Tinubu’s Order To Sell Crude In Nair Unlikely to End Dangote Refinery Challenges, Experts Say

Oil and gas industry experts are skeptical that President Bola Ahmed Tinubu’s recent directive to the Nigerian National Petroleum Company Limited (NNPCL) to sell crude oil in Naira to local refineries, including the Dangote Refinery, will alleviate the refinery’s ongoing challenges.

During the Federal Executive Council meeting on Monday, Tinubu authorized the NNPCL to sell crude oil in Naira to domestic refineries. This decision is part of an effort to address the crude oil supply crisis affecting local refineries.

Despite this, industry experts argue that the 650,000-barrel-per-day Dangote Refinery will continue to face hurdles. The refinery has struggled with crude oil supply issues and has had to seek imports from the United States and Brazil, despite Nigeria being Africa’s largest oil producer.

The refinery has also accused International Oil Companies in Nigeria of sabotaging its supply chain and has had regulatory compliance disputes with the Nigerian Midstream and Downstream Petroleum Regulatory Authority.

Aliko Dangote, Chairman of Dangote Group, has alleged that NNPCL officials are involved in overseas operations that complicate the local crude supply situation. Tinubu’s directive is intended to stabilize fuel prices and the dollar-naira exchange rate by ensuring that the country’s 450,000 barrels of crude meant for domestic consumption are sold in Naira, with Dangote Refinery as a pilot project.

Special Adviser to the President on Information and Publicity, Bayo Onanuga, emphasized that this move aims to stabilize the pump price of refined fuel and ease the foreign exchange burden.
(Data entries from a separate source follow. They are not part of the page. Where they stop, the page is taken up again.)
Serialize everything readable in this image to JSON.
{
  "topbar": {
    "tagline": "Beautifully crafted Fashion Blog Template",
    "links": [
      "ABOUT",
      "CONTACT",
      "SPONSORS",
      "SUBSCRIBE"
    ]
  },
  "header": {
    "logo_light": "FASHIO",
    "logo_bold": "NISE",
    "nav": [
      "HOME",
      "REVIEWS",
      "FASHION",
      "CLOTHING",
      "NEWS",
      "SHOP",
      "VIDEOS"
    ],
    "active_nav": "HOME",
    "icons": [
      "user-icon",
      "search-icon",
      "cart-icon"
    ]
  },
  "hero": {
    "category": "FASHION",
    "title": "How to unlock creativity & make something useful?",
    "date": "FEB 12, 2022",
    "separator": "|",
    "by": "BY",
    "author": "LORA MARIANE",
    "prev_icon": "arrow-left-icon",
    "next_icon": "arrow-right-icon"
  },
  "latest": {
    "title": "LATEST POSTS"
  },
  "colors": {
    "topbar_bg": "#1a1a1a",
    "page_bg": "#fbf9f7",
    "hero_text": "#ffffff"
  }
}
Zacch Adedeji, President’s Special Adviser on Revenue, noted that the decision could save Nigeria an estimated $7.3 billion annually and reduce monthly forex expenditure on petroleum products by $660 million.

However, industry professionals express doubts about the feasibility and impact of this policy. Ameh Madaki, Managing Partner of BBH Consulting, stated that Nigeria has no spare crude oil to sell to any refinery due to existing forward sale contracts. He suggested that crude oil for domestic consumption should be sold at the cost of production to prevent fraudulent subsidy payments.
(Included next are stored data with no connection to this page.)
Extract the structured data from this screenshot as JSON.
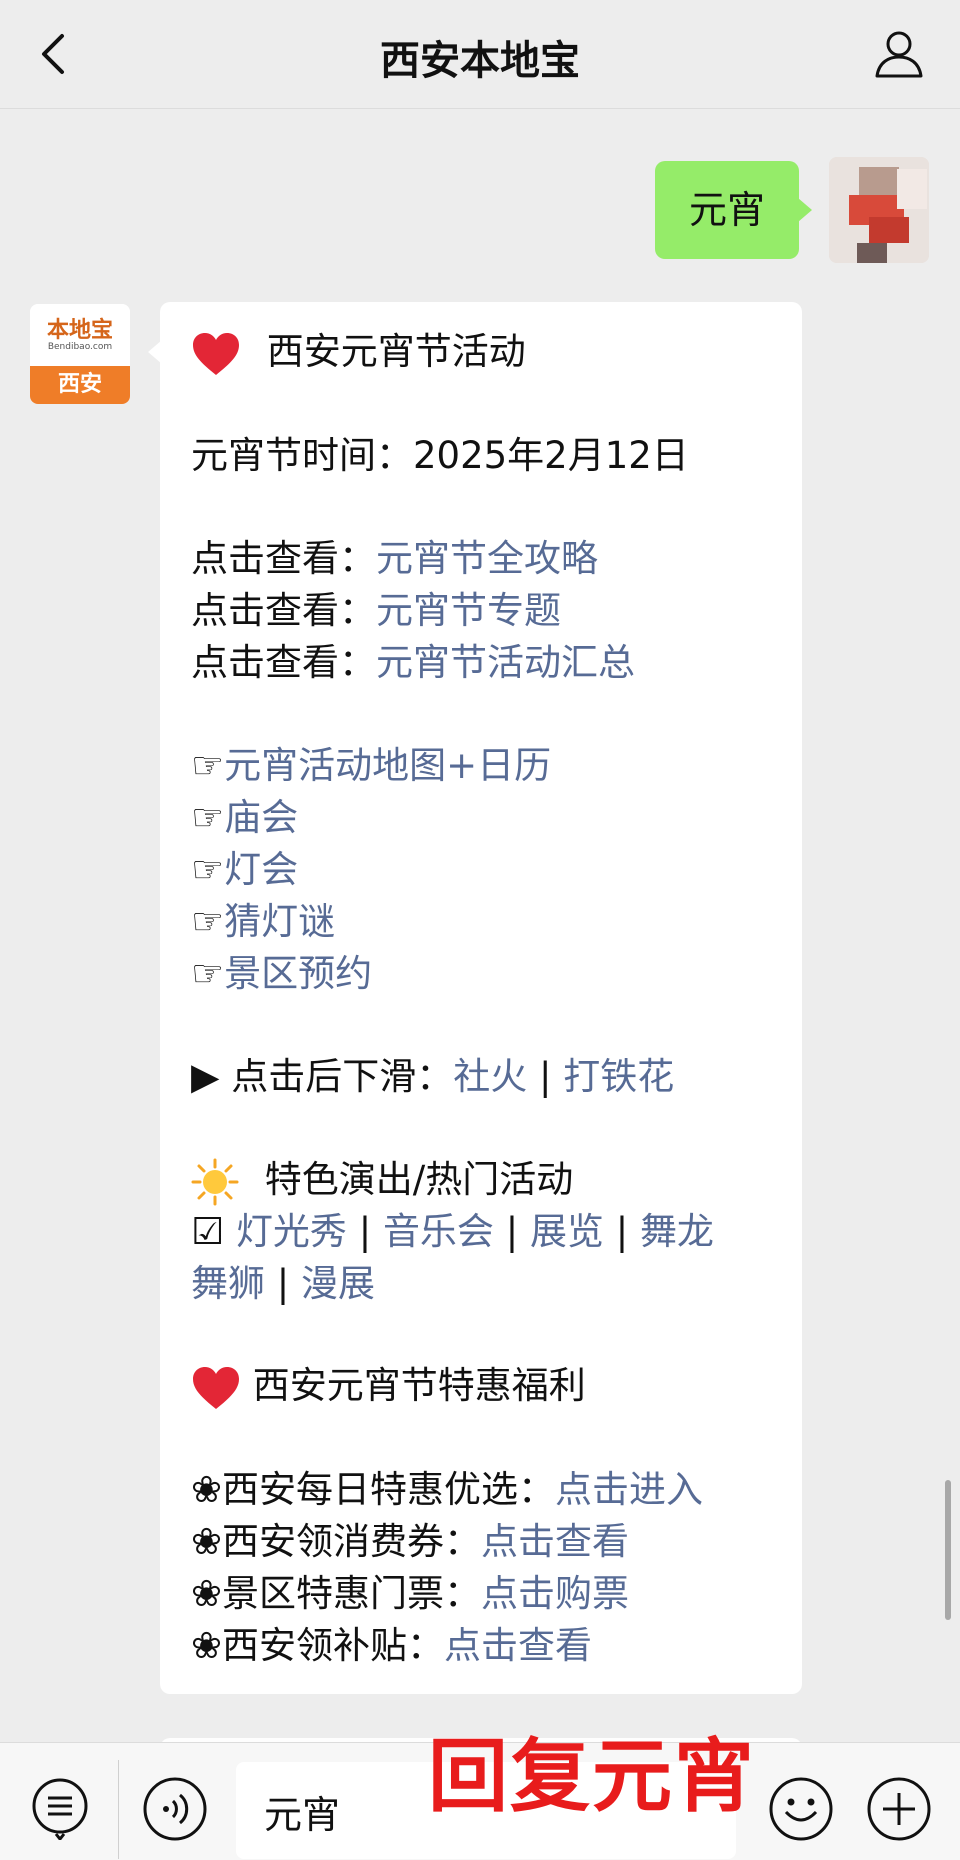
{
  "header": {
    "title": "西安本地宝"
  },
  "sent_message": {
    "text": "元宵"
  },
  "oa_avatar": {
    "logo": "本地宝",
    "logo_sub": "Bendibao.com",
    "city": "西安"
  },
  "reply": {
    "title": "西安元宵节活动",
    "date_line": "元宵节时间：2025年2月12日",
    "views": [
      {
        "prefix": "点击查看：",
        "link": "元宵节全攻略"
      },
      {
        "prefix": "点击查看：",
        "link": "元宵节专题"
      },
      {
        "prefix": "点击查看：",
        "link": "元宵节活动汇总"
      }
    ],
    "hand_links": [
      "元宵活动地图+日历",
      "庙会",
      "灯会",
      "猜灯谜",
      "景区预约"
    ],
    "hand_glyph": "☞",
    "scroll_line": {
      "prefix": "▶ 点击后下滑：",
      "links": [
        "社火",
        "打铁花"
      ]
    },
    "show_title": "特色演出/热门活动",
    "show_links_line1": [
      "灯光秀",
      "音乐会",
      "展览",
      "舞龙"
    ],
    "show_links_line2": [
      "舞狮",
      "漫展"
    ],
    "checkbox_glyph": "☑",
    "benefit_title": "西安元宵节特惠福利",
    "benefits": [
      {
        "prefix": "❀西安每日特惠优选：",
        "link": "点击进入"
      },
      {
        "prefix": "❀西安领消费券：",
        "link": "点击查看"
      },
      {
        "prefix": "❀景区特惠门票：",
        "link": "点击购票"
      },
      {
        "prefix": "❀西安领补贴：",
        "link": "点击查看"
      }
    ],
    "separator": "|"
  },
  "input": {
    "value": "元宵"
  },
  "overlay": {
    "text": "回复元宵"
  },
  "colors": {
    "link": "#576b95",
    "sent_bubble": "#95ec69",
    "overlay": "#e81c1c"
  }
}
Energy expert Joseph Eleojo praised the decision to sell crude in Naira but questioned NNPCL’s ability to supply the required crude. He indicated that this could highlight why local refineries have not operated efficiently for decades.
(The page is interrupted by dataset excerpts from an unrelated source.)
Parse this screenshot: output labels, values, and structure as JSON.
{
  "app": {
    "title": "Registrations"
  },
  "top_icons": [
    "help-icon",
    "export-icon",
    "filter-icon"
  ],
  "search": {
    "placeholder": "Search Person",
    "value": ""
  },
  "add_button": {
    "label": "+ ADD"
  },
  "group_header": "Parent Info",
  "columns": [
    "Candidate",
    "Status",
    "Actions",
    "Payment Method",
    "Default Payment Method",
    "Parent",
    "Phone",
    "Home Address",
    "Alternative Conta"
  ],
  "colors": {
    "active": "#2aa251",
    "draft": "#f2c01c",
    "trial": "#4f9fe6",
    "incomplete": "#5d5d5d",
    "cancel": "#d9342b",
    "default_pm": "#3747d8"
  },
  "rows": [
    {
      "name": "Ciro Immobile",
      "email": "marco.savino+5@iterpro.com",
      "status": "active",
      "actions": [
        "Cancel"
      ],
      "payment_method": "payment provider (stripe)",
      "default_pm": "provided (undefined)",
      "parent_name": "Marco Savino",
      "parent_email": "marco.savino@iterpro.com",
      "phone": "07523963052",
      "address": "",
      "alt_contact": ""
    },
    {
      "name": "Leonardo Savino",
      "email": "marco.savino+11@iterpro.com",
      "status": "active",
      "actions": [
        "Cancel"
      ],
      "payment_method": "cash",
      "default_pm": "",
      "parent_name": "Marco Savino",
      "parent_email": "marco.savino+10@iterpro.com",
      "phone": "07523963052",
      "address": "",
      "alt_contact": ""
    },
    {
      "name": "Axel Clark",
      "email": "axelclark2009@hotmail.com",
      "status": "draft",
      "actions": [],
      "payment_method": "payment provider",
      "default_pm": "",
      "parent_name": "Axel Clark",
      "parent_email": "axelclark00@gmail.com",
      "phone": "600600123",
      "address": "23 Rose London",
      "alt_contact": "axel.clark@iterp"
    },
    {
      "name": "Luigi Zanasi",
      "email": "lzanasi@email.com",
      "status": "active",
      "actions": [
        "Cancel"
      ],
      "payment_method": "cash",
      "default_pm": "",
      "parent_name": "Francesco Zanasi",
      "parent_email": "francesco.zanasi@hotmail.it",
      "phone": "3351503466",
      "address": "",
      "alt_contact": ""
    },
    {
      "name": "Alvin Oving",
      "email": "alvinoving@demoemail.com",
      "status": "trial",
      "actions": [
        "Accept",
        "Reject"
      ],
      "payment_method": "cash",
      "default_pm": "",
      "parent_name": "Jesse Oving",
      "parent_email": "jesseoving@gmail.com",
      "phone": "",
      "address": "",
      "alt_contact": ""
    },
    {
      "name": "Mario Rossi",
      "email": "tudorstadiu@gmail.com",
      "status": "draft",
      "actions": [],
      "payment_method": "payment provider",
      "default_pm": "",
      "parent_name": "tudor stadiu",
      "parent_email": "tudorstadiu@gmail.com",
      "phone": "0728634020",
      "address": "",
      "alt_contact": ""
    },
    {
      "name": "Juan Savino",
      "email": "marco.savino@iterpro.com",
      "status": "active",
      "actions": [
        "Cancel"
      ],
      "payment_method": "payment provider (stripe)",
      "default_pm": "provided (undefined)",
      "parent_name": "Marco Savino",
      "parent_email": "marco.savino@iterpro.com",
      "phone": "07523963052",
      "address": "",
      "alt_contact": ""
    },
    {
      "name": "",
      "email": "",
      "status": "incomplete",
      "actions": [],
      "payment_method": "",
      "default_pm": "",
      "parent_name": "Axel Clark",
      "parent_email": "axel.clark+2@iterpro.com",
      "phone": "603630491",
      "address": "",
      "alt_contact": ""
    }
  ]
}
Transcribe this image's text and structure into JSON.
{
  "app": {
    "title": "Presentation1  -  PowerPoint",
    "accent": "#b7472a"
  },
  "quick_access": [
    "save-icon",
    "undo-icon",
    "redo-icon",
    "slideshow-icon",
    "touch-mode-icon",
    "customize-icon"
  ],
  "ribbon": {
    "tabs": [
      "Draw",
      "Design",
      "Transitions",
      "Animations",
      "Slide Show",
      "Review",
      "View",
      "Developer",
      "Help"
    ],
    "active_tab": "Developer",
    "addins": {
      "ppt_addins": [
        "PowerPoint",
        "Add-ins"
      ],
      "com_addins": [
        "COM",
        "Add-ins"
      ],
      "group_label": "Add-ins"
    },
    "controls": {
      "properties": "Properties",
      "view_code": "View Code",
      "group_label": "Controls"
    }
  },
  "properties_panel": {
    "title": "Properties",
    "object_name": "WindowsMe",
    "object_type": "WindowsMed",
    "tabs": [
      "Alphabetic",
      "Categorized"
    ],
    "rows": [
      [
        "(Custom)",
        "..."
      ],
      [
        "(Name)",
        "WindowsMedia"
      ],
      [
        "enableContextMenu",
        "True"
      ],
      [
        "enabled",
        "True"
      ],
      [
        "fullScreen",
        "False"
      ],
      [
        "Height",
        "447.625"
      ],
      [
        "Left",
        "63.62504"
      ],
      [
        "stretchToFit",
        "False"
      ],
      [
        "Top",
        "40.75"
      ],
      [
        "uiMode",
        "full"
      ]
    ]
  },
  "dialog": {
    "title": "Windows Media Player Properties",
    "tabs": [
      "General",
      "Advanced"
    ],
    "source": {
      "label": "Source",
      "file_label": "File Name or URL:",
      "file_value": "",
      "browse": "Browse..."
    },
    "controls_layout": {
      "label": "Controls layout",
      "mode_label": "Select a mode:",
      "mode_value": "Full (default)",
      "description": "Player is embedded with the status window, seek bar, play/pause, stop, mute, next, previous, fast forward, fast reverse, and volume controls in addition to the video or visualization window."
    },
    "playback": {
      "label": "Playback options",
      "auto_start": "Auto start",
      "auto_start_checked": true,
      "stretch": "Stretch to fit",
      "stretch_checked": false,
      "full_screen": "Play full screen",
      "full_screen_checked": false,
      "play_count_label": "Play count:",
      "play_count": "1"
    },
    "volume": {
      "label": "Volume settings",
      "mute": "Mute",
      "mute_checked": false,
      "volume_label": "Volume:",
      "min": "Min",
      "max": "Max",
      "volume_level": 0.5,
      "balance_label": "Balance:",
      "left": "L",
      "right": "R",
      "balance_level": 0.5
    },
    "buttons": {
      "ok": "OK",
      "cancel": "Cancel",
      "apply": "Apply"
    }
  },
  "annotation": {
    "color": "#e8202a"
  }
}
Dr. Diran Fawibe, Group Chairman of International Energy Services Limited, supported the policy, stating it would help refineries price their products correctly and reduce the pressure on the Naira and fuel imports. Meanwhile, Dr. Muda Yusuf, CEO of the Centre for the Promotion of Private Enterprise, stressed that while the decision is positive, NNPCL’s capacity to supply crude remains a significant challenge.